If we can develop AI to play games, paint pictures and transcribe speech to text, can we teach it to code? Well, we’re certainly trying.

Andrej Karpathy wrote a blog post in 2015 showing how Recurrent Neural Networks (RNN) can generate chunks of text from a dataset of similar samples, including Linux source code. RNN recognize patterns by developing connections between units. This allows it to process items in an ordered sequence, which is much more efficient. Andrej trains RNNs to predict text one character at a time. For example, he feeds a RNN with a hundred Shakespeare sonnets and then asks it to create something similar. Here’s a sample of the AI’s work:

Second Senator:

They are away this miseries, produced upon my soul,

Breaking and strongly should be buried, when I perish

The earth and thoughts of many states.

Beautiful.

Does this work with code? Not exactly. After feeding the AI all of the source and header files found in the Linux repo on Github, Andrej asked it to generate a sample of code. Here’s what he got:

Does it look like code? Absolutely. It includes properly opened and closed brackets, comments, indentations and variables. Does it run? Absolutely not. Remember that this code was generated one character at a time. The global impact isn’t important.

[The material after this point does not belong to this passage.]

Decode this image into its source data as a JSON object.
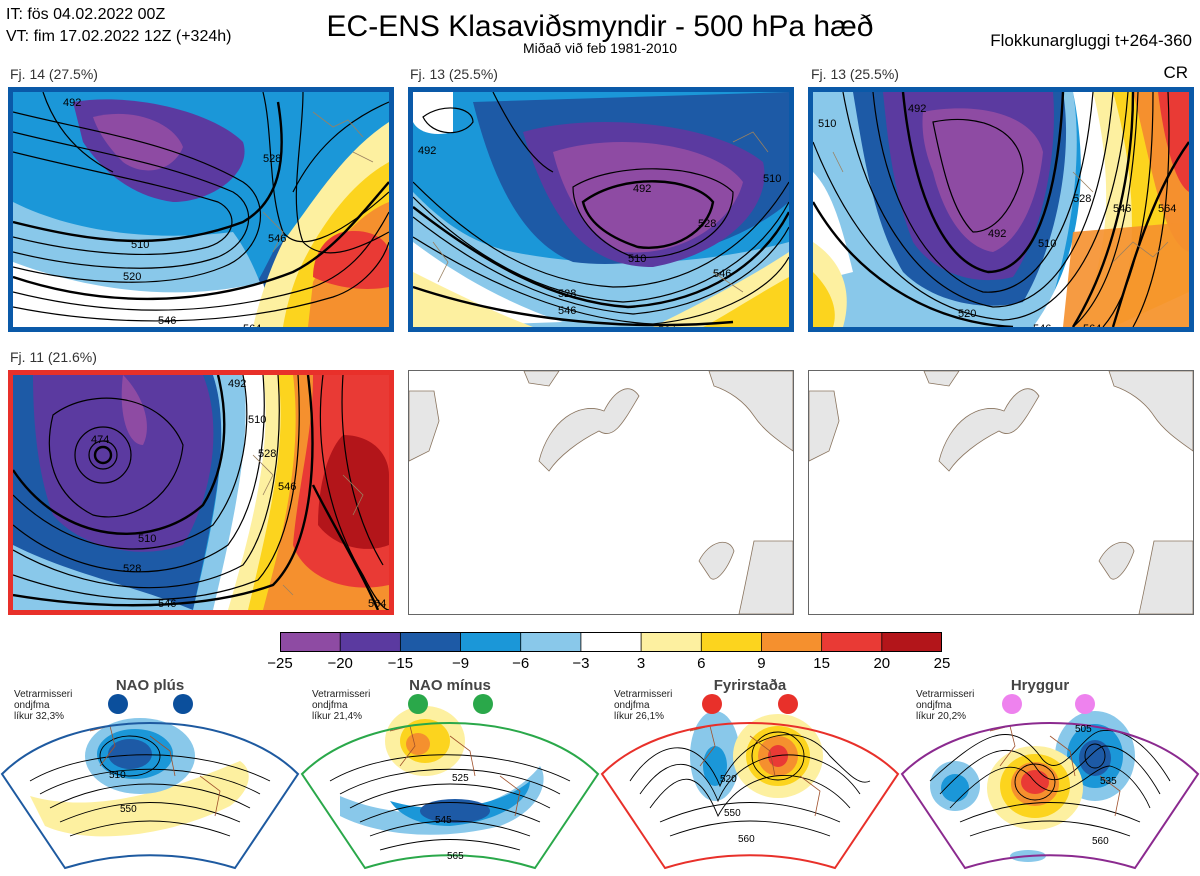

Thankfully, most of us probably don’t program one character at a time. We make decisions by looking at a desired output and manipulating provided input to get to a solution. Researchers at Microsoft and Cambridge University used this strategy to build DeepCoder. Using fragments of code taken from existing software, DeepCoder can develop simple programs to solve the types of challenges seen at programming competitions. Just as you might go to Google and StackOverflow to find solutions, DeepCoder borrows lines of code to accomplish a set challenge. One noted advantage of using AI for this kind of work is that “it can search more thoroughly and widely than a human coder, so could piece together source code in a way humans may not have thought of.” An AI assistant of this kind could dramatically reduce the effort it takes programmers to piece together working software. Currently, DeepCoder is limited to creating very simple programs of about 5 lines of code

So, should you be worried?

DeepCoder might make you feel very concerned for your job. But relax. Reports of the end of programmers have been greatly exaggerated.

DeepCoder has been compared to the infinite monkey theorem. If you put infinite monkeys in a room with infinite typewriters, eventually one of them would produce a Shakespearean sonnet. AI is making huge strides right now because the increase in processing power allows us to throw more theoretical monkeys at a problem. Just because AI can crunch through huge configurations of existing code snippets to see what works, it doesn’t mean that it’s “programming”.

As programmers, we know that the valuable work we do isn’t just smushing variables and functions together at random to see what sticks. Solving real human problems takes a human perspective. Developing a better user experience needs creativity. AI won’t be at that point for a long, long time.

What AI will do, very quickly, is eliminate development busy work. Boring monkey work like searching for answers on StackOverflow or debugging code will become tasks of the past as programmers begin to work with AI. Instead of eliminating developer jobs, AI will enhance them. As researchers have suggested: “Machines writing code under human direction will only further improve our ability to explore the universe, enjoy life, and stream Netflix, especially if it saves us the trouble of learning how to make extremely heterogeneous systems work together.”

Humanity is necessary to create things for humans. Creativity, empathy and originality are all uniquely human traits. Without them, AI will be unable to compete with human developers.